Siyah bir Grand Cherokee'den inen siyah takım elbiseli iki genç adam yanına yaklaştığında, başına gelecek derdi sezdiği için çaresizce sağa sola bakındı. Ancak geç saatte, arabasını bıraktığı bu köşede onu görebilecek kimse yoktu. Ağzını açmaya yeltenecekken, "Cık, cık, cık.... Sakın!" dedi adamlardan biri ceketinin iç kısmını açıp taşıdığı emaneti göstererek. Diğeri de adamın dirseğinden tutarak "Sakın bize yamuk yapmaya kalkma. Sessiz olursan başın belaya girmez. Şimdi uslu uslu yürü de tadımız kaçmasın." diyerek adamı ne olduğunu anlamadan arka kapıyı açıp, yorgunluktan patatese dönmüş bedeni çuval gibi kolayca içeri tıkıverdiler.

Kendini arabanın içinde bulan adam, "Ne oluyor burada, ne yapıyorsunuz yahu siz?" diye bağırırken, yanında heykel gibi kıpırtısız oturan adamı fark etmesi birkaç saniyesini aldı. Patronunun kaybettiği bir ihale yüzünden aylarca iş yerinde terör estirdiği bu güçlü rakip, Antalya'da herkesin tanıdığı bir isimdi. İlk kelimelerden sonra kontrolünü kaybettiği sesi cılızlaştı. "T-Tekin Bey?" diye onay beklerken içindeki huzursuzluk daha da katlandı. Yolunu kesen iki adam öne oturup arabayı çalıştırınca, "Durun!" dedi öne doğru başını uzatarak. 

"Arabam burada benim, gidemem bir yere durun!"

Tekin, öne eğilen adamı elinin tersiyle geriye itti ve oturduğu koltuğa yapıştırdı. Adama diktiği mavi gözleri bir anda delici ve tehditkâr bir ifadeye bürününce, adam da uzun yaşamanın sırrının susmaktan geçtiğini anlamış oldu. İşaret ve orta parmağını sürücü koltuğundaki adama "Sen devam et," diyerek ileriye uzattı Tekin.

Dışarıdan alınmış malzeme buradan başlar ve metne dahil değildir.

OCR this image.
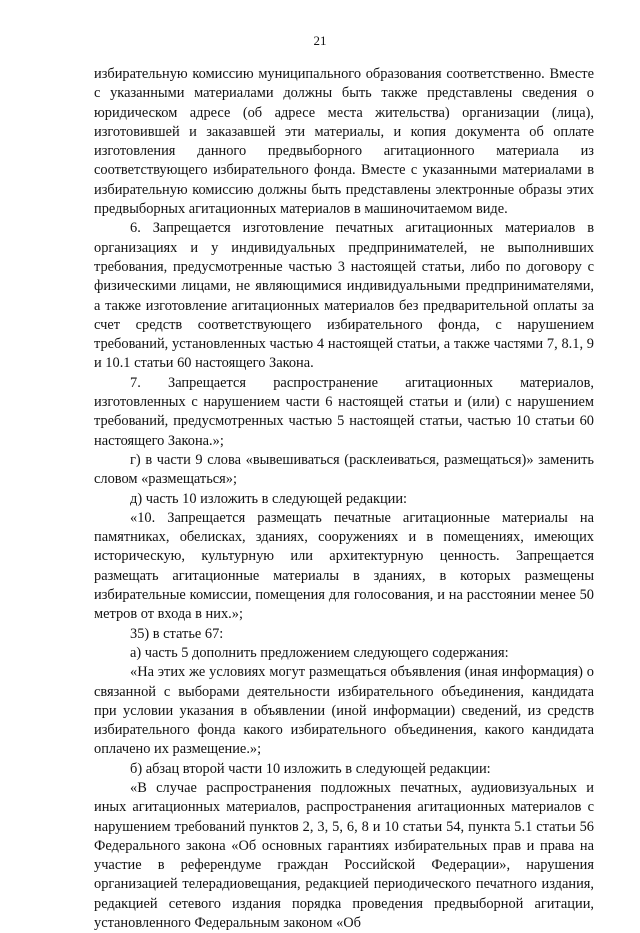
21

избирательную комиссию муниципального образования соответственно. Вместе с указанными материалами должны быть также представлены сведения о юридическом адресе (об адресе места жительства) организации (лица), изготовившей и заказавшей эти материалы, и копия документа об оплате изготовления данного предвыборного агитационного материала из соответствующего избирательного фонда. Вместе с указанными материалами в избирательную комиссию должны быть представлены электронные образы этих предвыборных агитационных материалов в машиночитаемом виде.

6. Запрещается изготовление печатных агитационных материалов в организациях и у индивидуальных предпринимателей, не выполнивших требования, предусмотренные частью 3 настоящей статьи, либо по договору с физическими лицами, не являющимися индивидуальными предпринимателями, а также изготовление агитационных материалов без предварительной оплаты за счет средств соответствующего избирательного фонда, с нарушением требований, установленных частью 4 настоящей статьи, а также частями 7, 8.1, 9 и 10.1 статьи 60 настоящего Закона.

7. Запрещается распространение агитационных материалов, изготовленных с нарушением части 6 настоящей статьи и (или) с нарушением требований, предусмотренных частью 5 настоящей статьи, частью 10 статьи 60 настоящего Закона.»;

г) в части 9 слова «вывешиваться (расклеиваться, размещаться)» заменить словом «размещаться»;

д) часть 10 изложить в следующей редакции:

«10. Запрещается размещать печатные агитационные материалы на памятниках, обелисках, зданиях, сооружениях и в помещениях, имеющих историческую, культурную или архитектурную ценность. Запрещается размещать агитационные материалы в зданиях, в которых размещены избирательные комиссии, помещения для голосования, и на расстоянии менее 50 метров от входа в них.»;

35) в статье 67:

а) часть 5 дополнить предложением следующего содержания:

«На этих же условиях могут размещаться объявления (иная информация) о связанной с выборами деятельности избирательного объединения, кандидата при условии указания в объявлении (иной информации) сведений, из средств избирательного фонда какого избирательного объединения, какого кандидата оплачено их размещение.»;

б) абзац второй части 10 изложить в следующей редакции:

«В случае распространения подложных печатных, аудиовизуальных и иных агитационных материалов, распространения агитационных материалов с нарушением требований пунктов 2, 3, 5, 6, 8 и 10 статьи 54, пункта 5.1 статьи 56 Федерального закона «Об основных гарантиях избирательных прав и права на участие в референдуме граждан Российской Федерации», нарушения организацией телерадиовещания, редакцией периодического печатного издания, редакцией сетевого издания порядка проведения предвыборной агитации, установленного Федеральным законом «Об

Yanındaki şok olmuş bir ifadeyle kendisine bakarken, siyah kumaş pantolonuyla beraber vücuduna kalıp gibi oturmuş açık gri gömleğinin yakasını gevşetip "Eee, Erhan'cım..." dedi adama. "Görüşemedik epeydir ne var ne yok?"

Burnundan hızlı hızlı çıkan sıcak nefes, içeride çalışan klimaya rağmen adamı kendi soluğunda boğacakmış gibiydi. "Ne istiyorsunuz?" dedi Tekin'e doğrudan. İşkenceyi uzatmanın alemi yoktu.

"Klimanın derecesini düşür Ali." dedi Tekin, öndeki adamlarından birine. Tekin'in ses tonu tok, tınısı ise alaycıydı. "Erhan zor durumda."

"Tamam abi." diye seslendi aracı kullanan adam. Dereceyi düşürdü. Tekin, neredeyse camdan dışarı fırlayacak kadar kapıya yapışan adama doğru eğilince, kumral saçlarından kısa bir iki tel alnına düştü. "Sakin ol Erhan'cım. Bak yüzün kıpkırmızı oldu. Bu kadar stres kalbine zarar. O kadar da spor yapıyorsun ama pek iyi görmedim ben seni."